Pasalnya, Indonesia mempunyai potensi dan pasar yang sangat besar.
“Kita telah ada beberapa startup unggulan dan punya pasar yang sangat besar. Kita terbesar di Asean untuk pasar startup,” ujarnya di Jakarta (21/2/2018).
Dia menjelaskan bahwasanya Indonesia memiliki bonus demografi yang menjadi faktor utama peluang pengembangan ekonomi digital di tanah air.
Jumlah penduduk usia produktif di Indonesia pada tahun 2030 diperkirakan di atas 60% dengan kontribusi sebesar 27% yaitu generasi muda yang berpotensi menjadi wirausaha industri baru.
Selanjutnya, terjadi peningkatan jumlah kelas menengah. Sebanyak 135 juta penduduk diproyeksi akan memiliki penghasilan bersih di atas kisaran USD 3.600 tahun 2030 dan menjadi konsumen dominan e-commerce.
“Apalagi, seiring perkembangan gaya hidup digital, internet telah menjangkau 52,8 persen dari populasi Indonesia,” papar Menperin Airlangga.
Bahkan, kata dia, terdapat pula peningkatan permintaan di pasar global terutama produk berbasis media dan informasi teknologi (IT).
“Perusahaan IT memiliki market capital besar. Saat ini, di Asean ada sekitar tujuh unicorn atau perusahaan startup besar, dan empat di antaranya adalah dari Indonesia,” imbuhnya.

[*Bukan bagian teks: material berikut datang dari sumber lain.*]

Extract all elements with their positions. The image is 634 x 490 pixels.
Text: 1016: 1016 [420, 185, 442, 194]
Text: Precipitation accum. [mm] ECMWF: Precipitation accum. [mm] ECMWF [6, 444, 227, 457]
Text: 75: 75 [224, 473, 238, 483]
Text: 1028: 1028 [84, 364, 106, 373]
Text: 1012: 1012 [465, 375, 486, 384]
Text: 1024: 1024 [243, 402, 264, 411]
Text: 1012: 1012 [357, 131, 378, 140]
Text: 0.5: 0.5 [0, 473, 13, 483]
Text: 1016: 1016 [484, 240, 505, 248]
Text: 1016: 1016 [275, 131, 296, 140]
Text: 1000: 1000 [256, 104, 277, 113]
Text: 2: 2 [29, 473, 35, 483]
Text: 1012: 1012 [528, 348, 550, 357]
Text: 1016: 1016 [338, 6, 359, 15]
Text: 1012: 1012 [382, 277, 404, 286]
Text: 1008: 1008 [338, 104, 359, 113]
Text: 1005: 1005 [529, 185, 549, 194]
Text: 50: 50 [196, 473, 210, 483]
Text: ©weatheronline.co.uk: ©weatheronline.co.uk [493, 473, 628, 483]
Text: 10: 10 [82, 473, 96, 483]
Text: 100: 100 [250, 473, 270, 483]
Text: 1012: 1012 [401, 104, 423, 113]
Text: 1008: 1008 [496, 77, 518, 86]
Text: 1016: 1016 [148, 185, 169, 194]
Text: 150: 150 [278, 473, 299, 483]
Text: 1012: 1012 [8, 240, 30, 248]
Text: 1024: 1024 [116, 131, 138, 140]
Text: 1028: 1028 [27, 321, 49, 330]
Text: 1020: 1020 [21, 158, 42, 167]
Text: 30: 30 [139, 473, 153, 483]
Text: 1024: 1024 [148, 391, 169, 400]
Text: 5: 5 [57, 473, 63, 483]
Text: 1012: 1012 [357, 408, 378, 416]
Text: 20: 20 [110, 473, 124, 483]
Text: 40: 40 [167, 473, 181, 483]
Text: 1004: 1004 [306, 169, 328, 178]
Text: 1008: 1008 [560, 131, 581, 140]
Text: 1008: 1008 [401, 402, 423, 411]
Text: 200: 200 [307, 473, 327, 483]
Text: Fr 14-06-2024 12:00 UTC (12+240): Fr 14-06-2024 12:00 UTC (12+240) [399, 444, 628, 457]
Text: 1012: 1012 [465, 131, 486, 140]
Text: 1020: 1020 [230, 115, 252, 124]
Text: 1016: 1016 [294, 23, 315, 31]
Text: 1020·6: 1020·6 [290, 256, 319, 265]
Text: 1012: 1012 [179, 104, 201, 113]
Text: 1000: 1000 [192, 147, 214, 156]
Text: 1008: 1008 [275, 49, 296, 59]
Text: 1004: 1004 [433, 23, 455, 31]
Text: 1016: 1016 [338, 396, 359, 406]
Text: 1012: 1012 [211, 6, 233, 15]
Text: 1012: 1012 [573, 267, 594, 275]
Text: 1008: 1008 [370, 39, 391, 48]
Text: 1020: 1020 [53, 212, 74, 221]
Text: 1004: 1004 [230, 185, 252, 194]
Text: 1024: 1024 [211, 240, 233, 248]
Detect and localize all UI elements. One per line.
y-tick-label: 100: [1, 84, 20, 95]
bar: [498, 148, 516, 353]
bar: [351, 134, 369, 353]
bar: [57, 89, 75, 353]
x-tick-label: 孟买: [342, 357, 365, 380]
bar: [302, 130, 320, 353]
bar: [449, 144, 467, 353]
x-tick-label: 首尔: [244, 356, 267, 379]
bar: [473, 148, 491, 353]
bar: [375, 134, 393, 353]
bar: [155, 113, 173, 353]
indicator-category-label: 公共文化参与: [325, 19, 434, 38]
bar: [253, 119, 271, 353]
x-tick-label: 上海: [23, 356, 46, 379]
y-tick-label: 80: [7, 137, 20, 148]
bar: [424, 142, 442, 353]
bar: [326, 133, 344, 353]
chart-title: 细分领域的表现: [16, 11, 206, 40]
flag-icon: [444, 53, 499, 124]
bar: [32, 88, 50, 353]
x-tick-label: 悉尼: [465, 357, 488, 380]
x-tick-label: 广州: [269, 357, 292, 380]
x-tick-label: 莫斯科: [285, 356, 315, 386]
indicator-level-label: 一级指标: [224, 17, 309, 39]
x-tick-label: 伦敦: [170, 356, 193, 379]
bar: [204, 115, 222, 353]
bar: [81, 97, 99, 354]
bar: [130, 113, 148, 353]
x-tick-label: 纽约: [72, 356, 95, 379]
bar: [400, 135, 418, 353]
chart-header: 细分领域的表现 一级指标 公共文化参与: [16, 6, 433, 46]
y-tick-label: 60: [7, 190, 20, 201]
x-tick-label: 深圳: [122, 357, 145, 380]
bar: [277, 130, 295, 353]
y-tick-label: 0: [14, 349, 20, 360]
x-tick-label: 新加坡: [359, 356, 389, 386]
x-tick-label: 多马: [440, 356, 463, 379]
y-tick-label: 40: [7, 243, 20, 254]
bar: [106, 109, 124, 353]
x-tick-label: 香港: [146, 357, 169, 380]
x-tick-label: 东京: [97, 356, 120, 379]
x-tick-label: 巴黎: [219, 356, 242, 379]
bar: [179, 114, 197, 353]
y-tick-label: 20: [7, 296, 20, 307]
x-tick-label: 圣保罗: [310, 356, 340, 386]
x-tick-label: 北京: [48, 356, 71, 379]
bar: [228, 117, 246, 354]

Untuk itu, pemerintah tengah menyiapkan berbagai program dan kebijakan yang dapat mendukung pelaksanaan ekonomi digital.
“Misalnya yang terkait pendanaan, perpajakan, perlindungan konsumen, pendidikan dan sumber daya manusia, sistem logistik, infrastruktur komunikasi, keamanan cyber, hingga pembentukan manajemen pelaksanaan,” pungkasnya.